By TWC2 volunteer Hannah Go, based on an interview in November 2020

When Yasser received his copy of the In-Principle Approval (IPA) (see Glossary for explanation), he was surprised to see a totally different salary figure from what he thought he had agreed with the employer, he tells me during our interview. “IPA say $325.”

By then he had no choice but to continue, since he had already paid for the job.

The job began in March 2019, and at some point, he was told that he would receive $30 a day, along with transport money. Indeed he was paid at that rate, he says, at least in the early period. “At first, everything is okay. I get pay, sometimes from bank, sometimes cash.”

However, he tells me that he was not provided with pay slips or any other documentation to show the actual payment, or how the amounts were calculated. But as he was receiving pay regularly, that was the best that he could have expected at that point.

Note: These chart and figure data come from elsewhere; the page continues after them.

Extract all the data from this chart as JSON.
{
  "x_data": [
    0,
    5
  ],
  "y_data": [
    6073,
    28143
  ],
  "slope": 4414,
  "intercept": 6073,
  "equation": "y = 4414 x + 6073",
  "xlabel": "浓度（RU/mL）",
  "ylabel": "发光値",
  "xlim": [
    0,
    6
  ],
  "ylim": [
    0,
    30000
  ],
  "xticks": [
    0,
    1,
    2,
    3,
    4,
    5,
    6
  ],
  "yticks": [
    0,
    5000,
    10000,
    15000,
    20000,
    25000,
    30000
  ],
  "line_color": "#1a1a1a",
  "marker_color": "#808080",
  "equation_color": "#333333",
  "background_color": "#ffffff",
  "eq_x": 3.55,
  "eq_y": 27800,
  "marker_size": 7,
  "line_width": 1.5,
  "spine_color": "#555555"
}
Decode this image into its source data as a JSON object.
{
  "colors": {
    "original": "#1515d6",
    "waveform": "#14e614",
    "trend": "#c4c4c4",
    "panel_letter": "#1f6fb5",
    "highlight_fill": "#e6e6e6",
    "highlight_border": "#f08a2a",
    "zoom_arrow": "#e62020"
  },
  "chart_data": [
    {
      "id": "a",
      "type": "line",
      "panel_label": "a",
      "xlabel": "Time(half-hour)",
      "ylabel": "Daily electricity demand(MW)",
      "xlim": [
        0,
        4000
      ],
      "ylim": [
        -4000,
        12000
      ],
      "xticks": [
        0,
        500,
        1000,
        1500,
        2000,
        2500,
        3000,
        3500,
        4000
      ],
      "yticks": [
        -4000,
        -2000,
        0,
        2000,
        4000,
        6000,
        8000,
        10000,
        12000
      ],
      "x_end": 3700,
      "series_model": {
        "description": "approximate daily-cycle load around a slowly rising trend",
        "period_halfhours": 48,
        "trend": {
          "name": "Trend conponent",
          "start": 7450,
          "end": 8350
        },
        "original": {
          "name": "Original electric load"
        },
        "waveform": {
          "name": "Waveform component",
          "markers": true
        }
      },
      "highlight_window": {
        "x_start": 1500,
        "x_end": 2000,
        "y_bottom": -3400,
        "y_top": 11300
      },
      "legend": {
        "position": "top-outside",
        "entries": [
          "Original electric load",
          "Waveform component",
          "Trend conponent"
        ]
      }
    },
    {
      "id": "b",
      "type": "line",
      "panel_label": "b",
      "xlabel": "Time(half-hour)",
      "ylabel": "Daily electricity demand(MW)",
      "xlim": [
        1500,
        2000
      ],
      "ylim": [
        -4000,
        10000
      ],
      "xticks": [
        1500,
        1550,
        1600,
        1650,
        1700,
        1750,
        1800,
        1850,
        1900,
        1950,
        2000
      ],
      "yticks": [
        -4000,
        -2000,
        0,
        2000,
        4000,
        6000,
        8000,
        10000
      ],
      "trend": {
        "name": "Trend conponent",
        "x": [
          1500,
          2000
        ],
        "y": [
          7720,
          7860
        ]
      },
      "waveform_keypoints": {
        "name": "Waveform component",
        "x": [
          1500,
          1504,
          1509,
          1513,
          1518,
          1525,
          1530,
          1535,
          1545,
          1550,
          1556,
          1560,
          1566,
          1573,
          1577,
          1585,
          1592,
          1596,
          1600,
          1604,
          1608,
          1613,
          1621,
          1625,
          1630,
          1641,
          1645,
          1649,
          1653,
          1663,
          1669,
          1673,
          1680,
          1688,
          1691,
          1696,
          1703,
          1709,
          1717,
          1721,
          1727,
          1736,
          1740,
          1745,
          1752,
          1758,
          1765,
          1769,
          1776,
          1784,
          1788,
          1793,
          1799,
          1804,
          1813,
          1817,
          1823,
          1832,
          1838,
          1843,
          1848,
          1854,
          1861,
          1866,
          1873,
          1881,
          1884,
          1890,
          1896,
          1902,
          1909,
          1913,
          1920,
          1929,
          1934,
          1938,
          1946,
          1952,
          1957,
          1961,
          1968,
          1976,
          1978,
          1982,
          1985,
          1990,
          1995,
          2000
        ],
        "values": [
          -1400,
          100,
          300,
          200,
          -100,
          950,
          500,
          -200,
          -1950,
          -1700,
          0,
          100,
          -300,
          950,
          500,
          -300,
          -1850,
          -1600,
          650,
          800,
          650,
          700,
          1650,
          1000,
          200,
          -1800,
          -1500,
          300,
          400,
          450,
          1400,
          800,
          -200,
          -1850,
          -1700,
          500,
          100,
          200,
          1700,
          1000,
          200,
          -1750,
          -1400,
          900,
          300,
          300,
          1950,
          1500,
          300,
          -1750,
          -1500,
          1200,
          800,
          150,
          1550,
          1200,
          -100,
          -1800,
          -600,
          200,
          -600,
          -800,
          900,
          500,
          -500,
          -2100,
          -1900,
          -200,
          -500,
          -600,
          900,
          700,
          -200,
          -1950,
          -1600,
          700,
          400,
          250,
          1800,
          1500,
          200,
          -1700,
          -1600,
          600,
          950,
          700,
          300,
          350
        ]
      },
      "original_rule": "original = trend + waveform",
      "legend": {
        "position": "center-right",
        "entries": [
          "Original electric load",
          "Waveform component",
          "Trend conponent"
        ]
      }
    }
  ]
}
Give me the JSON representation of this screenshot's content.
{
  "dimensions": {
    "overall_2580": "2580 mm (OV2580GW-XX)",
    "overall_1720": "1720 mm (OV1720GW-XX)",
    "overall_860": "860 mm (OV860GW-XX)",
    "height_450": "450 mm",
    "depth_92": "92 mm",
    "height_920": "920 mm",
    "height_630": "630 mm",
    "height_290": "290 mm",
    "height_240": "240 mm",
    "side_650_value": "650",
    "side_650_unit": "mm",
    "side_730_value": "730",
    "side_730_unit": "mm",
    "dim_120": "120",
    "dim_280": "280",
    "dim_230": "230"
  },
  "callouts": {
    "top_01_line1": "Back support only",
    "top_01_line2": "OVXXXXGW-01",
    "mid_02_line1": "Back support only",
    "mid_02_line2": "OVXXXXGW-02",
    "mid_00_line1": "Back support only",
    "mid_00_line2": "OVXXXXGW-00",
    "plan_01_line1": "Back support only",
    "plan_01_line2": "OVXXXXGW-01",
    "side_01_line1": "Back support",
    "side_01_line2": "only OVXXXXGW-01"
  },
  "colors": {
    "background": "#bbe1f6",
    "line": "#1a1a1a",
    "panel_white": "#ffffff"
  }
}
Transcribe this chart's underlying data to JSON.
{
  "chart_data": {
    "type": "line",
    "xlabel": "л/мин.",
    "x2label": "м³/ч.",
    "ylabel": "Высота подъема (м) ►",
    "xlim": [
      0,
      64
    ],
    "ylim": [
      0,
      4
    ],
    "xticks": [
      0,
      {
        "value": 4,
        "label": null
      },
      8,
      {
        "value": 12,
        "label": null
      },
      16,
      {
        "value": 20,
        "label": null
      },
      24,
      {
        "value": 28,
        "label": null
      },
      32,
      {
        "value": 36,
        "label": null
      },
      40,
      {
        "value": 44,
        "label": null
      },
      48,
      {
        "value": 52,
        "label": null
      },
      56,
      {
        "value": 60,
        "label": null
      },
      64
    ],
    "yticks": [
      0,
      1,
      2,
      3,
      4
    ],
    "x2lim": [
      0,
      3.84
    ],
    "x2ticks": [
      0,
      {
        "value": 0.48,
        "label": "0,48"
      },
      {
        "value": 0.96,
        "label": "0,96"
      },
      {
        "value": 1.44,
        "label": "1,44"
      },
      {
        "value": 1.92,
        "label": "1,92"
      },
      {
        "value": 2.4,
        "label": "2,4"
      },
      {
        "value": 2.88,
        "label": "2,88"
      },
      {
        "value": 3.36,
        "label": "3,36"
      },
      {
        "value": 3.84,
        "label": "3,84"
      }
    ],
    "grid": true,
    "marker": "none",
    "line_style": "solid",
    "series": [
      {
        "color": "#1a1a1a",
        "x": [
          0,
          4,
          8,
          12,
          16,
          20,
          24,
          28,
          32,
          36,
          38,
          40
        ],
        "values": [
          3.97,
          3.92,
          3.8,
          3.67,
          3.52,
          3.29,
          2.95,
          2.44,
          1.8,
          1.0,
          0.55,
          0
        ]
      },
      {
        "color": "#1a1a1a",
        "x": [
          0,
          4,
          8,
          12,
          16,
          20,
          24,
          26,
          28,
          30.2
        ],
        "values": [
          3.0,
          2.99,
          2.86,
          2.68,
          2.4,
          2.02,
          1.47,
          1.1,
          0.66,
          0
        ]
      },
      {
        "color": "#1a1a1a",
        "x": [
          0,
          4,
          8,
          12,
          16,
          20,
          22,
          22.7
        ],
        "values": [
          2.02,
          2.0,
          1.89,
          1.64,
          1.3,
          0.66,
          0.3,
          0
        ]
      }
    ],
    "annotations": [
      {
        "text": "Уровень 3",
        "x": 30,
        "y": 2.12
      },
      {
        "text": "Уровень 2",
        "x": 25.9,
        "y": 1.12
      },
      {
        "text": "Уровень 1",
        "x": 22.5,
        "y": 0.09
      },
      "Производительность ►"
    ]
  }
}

$30 a day is equivalent to about $800 per month. This is a far cry from the $1,600 that was mentioned when he was applying for the job.

The big issue now is that neither $1,600 nor $800 is his real entitlement according to his IPA, Yasser admits. It is $325. Unfortunately, he doesn’t have his IPA with him when we meet, so he can’t show it to us and we can only take his word for it.

We ask him to show us another day, but he hesitates, saying that he is getting help from the Ministry of Manpower (MOM). Like many workers, Yasser conflates MOM with the actual body conducting salary mediation between employees and employers, namely the Tripartite Alliance for Dispute Management (TADM).

Only verbal

30-year-old Yasser was working in a factory when he first met his current boss, who told him about his electrical company. Yasser says he checked out the company profile. Everything seemed to be in order and he contacted the boss, who then offered him — verbally, of course — a salary of $1,600 per month.

“I liked him that time. He seemed okay. I trust,” says Yasser when asked what made him decide to proceed.

Ah, but the job did not come free. To secure it, Yasser says the boss asked him for $2,000. However, as Yasser was by then in Bangladesh, it was Yasser’s uncle who made a downpayment of $500 on his behalf. The uncle was working in Singapore at the time.

Yasser claims that he paid the balance directly to the boss when he arrived in Singapore.


In December 2019, salary payments ceased, says Yasser. By March 2020, news was that the company was closing shop. Yasser then filed a case against his employer for the pay that was due him for the four months.

He adds that he is also claiming salary for another one-and-a-half months, from April to mid-May, given that his work permit expired only in May 2020.

We ask him which of the three different salaries he is basing his claim on — $1,600, $325, or $30/day?

Yasser says that it is based on practice — i.e. actual pay. He just wants to get what he was receiving previously, which was $30 a day.

The worrying part is, from what’s been said so far, that he may have little on paper to prove it. Our understanding is that the banked salaries were few and far between, and the cash payments may be hard to corroborate, since no pay slips or statements were issued.

Moreover, if the company has closed shop, what’s there in the company’s bank account to pay Yasser with, even if he wins his case?

It has been more than a year since he has gotten paid, and seven months since his permit expired. While waiting to resolve this matter, Yasser hopes to get a chance to look for and transfer to a new job, so he can continue to support his parents and three sisters back home.